In terms of some of the problems, I have to say that we kind of joke about this. We used to say that most of the immigrants and refugees are going to MTV--Montreal, Toronto, Vancouver. Now it's CTV--Calgary, Toronto, Vancouver--and the larger cities have at least some kind of infrastructure that can take the sudden movement of immigrants and refugees.
By the way, these groups have different needs. We kind of lump all immigrants and refugees together, but each refugee group has a different need; immigrants of different categories have different needs.
The problem becomes much bigger for smaller communities. I come from Windsor, for example. Every time there is a sudden movement, even if you get just 200 or 300 extra refugees or immigrants coming to Windsor, it taxes the whole system--taxes it from the schools, which don't have room, to the hospitals.

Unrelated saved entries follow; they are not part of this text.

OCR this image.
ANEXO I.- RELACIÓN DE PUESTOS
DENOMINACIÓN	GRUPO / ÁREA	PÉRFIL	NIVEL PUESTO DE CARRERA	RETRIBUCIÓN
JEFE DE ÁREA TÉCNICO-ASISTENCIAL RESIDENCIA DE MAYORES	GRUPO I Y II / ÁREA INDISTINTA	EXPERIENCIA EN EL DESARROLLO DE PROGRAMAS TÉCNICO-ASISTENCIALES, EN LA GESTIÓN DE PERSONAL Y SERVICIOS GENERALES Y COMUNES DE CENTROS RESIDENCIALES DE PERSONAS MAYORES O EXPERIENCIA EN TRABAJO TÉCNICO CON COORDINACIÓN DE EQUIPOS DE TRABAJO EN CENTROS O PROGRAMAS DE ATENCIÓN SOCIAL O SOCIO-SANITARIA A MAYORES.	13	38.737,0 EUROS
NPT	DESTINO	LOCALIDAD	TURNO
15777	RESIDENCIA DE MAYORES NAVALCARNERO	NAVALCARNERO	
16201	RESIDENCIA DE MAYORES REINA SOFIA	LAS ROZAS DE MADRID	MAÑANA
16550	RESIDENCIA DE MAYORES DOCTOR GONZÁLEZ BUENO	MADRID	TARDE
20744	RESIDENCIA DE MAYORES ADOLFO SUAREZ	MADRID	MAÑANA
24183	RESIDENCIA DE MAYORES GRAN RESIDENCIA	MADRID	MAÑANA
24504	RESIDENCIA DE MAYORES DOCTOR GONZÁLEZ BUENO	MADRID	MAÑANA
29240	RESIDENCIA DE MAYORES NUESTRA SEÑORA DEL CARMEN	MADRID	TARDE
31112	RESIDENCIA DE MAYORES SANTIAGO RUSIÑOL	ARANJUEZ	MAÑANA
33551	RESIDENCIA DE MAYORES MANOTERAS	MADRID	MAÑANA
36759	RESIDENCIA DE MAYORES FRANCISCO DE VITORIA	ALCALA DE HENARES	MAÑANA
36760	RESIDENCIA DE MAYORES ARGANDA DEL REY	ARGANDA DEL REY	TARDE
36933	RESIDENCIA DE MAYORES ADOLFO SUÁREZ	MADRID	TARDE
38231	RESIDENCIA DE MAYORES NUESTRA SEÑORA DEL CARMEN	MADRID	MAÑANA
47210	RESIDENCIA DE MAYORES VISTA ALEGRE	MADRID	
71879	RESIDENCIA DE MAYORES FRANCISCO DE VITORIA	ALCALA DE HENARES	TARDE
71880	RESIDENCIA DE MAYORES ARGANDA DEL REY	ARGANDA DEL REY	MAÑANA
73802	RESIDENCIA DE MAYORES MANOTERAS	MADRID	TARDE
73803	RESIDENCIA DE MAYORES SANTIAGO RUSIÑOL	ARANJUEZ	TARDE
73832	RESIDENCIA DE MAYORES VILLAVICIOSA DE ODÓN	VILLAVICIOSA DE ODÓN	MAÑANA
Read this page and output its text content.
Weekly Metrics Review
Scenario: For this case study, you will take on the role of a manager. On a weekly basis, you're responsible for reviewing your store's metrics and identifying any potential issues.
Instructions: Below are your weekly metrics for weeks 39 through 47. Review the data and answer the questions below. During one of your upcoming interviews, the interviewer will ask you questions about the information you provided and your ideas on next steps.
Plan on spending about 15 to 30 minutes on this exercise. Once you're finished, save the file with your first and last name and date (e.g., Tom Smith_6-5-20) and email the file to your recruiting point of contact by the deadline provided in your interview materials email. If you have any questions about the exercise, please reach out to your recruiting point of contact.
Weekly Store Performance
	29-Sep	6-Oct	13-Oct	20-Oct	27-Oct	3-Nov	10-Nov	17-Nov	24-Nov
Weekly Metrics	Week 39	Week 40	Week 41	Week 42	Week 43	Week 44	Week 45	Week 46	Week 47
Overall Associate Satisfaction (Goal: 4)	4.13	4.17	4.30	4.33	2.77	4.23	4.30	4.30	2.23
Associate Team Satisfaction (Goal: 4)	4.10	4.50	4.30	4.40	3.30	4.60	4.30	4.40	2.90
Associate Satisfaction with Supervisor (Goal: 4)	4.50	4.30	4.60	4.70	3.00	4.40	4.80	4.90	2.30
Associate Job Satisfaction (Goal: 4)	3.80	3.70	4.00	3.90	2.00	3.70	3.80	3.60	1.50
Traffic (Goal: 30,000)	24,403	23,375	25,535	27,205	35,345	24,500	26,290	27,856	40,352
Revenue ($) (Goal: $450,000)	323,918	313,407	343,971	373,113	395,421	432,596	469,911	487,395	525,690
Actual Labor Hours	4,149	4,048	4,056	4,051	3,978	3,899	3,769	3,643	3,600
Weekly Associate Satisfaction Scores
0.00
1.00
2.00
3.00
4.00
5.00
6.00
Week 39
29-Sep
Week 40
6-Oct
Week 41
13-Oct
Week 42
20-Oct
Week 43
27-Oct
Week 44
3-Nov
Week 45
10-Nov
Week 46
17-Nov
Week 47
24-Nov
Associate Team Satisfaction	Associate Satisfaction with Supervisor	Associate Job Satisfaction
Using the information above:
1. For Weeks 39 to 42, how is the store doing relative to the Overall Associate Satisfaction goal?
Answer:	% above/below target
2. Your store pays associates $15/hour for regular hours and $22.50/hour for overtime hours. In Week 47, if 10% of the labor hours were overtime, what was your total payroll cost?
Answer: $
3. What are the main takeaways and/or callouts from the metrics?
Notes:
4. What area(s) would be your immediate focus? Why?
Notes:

We do not have the infrastructure to be able to absorb high numbers.
It is not only settlement services. There is a Canadian saying that it takes a village to raise a child; it takes a community, as Bridget said, to settle a newcomer. It's not only the settlement services.
When we are talking about building infrastructure, that would be at least the capacity of the settlement services to work with other groups within the municipality and the community to also help them in terms of the settlement integration.
I believe the shock and the stress taxing our systems in smaller communities is much higher than in the bigger communities, even though they get a larger number of people going to those communities.